New York Islanders general manager Garth Snow is feeling the heat, interim coach Doug Weight is coaching to determine the next step in his career, and the franchise will be evaluating everything heading into summer — and the start of captain John Tavares’ re-signing window — in the wake of the firing of Jack Capuano.
Those and other thoughts were covered on NHL Network when Arthur Staple, beatwriter for Newsday and the reporter following the team the closest, appeared in the hours after the firing.
Watch the clip here:
Staple also referenced attempts to shake up the roster well before the firing, such as inquiries made for Colorado’s Gabriel Landeskog, but of course moves are hard in season and the Avalanche have reportedly asked a king’s ransom for their captain or for Tavares’ draft classmate Matt Duchene.
Elsewhere in media covering the firing on Tuesday, Sportsnet’s Elliotte Friedman again posited his theory that the Islanders ownership and management banked a lot last summer on being able to lure Steven Stamkos via free agency, a push (unconfirmed, but all signs point to...) that Friedman thinks inadvertently led to their slow pace in talks with free agent Frans Nielsen, who has said he didn’t entertain the idea of leaving until that final-week window gave other teams the chance to come calling.
Of course, as things stand on Jan. 17, the day of Capuano’s firing, all three teams in the Islanders’ big summer free agency decisions are hurting: Nielsen’s Red Wings, Kyle Okposo’s Buffalo Sabres and Andrew Ladd’s New York Islanders are 14-15-16 at the bottom of the Eastern Conference standings.
But what about now?
One thing left unspoken during Snow’s conference call with media Tuesday afternoon, and another reason to make the move now: This season is essentially a loss. Just as he did after the Scott Gordon firing six years ago, on Tuesday Snow said the focus now must be on the next game, the next few games, the homestand, getting some wins, etc.
But the reality is even a great homestand wouldn’t change their prospects for 2016-17 much.

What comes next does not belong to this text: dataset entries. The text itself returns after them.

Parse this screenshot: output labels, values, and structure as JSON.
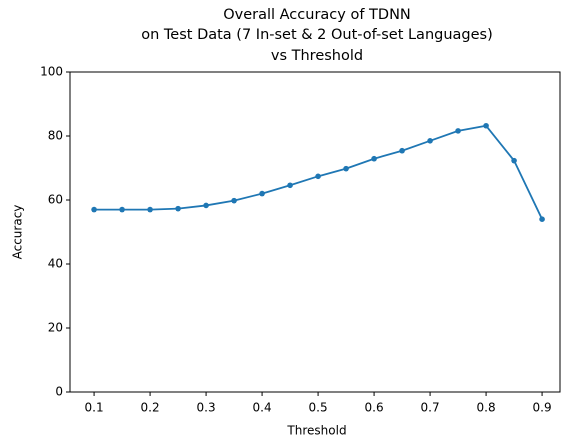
{
  "chart_data": {
    "type": "line",
    "title": [
      "Overall Accuracy of TDNN",
      "on Test Data (7 In-set & 2 Out-of-set Languages)",
      "vs Threshold"
    ],
    "xlabel": "Threshold",
    "ylabel": "Accuracy",
    "x": [
      0.1,
      0.15,
      0.2,
      0.25,
      0.3,
      0.35,
      0.4,
      0.45,
      0.5,
      0.55,
      0.6,
      0.65,
      0.7,
      0.75,
      0.8,
      0.85,
      0.9
    ],
    "series": [
      {
        "name": "Accuracy",
        "color": "#1f77b4",
        "values": [
          57.0,
          57.0,
          57.0,
          57.3,
          58.3,
          59.8,
          62.0,
          64.6,
          67.4,
          69.8,
          72.9,
          75.4,
          78.5,
          81.6,
          83.2,
          72.3,
          54.0
        ]
      }
    ],
    "xlim": [
      0.057,
      0.932
    ],
    "ylim": [
      0,
      100
    ],
    "xticks": [
      0.1,
      0.2,
      0.3,
      0.4,
      0.5,
      0.6,
      0.7,
      0.8,
      0.9
    ],
    "yticks": [
      0,
      20,
      40,
      60,
      80,
      100
    ],
    "grid": false,
    "legend": false
  }
}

They’re too far down and the Metro’s best teams are too good.
True, there is mathematically time and half a season for the team to go on a glorious run back into the playoff picture, but it’s difficult to see that happening given the underlying numbers that have indicated the team is deservedly in last place.
Are they the worst roster in the East? Probably not. But a major turnaround — say, like Mike Sullivan taking over an outstanding but poorly deployed Penguins roster — would likely require a completely new voice and, well, a better roster than they have.
So now...evaluation mode. For everyone.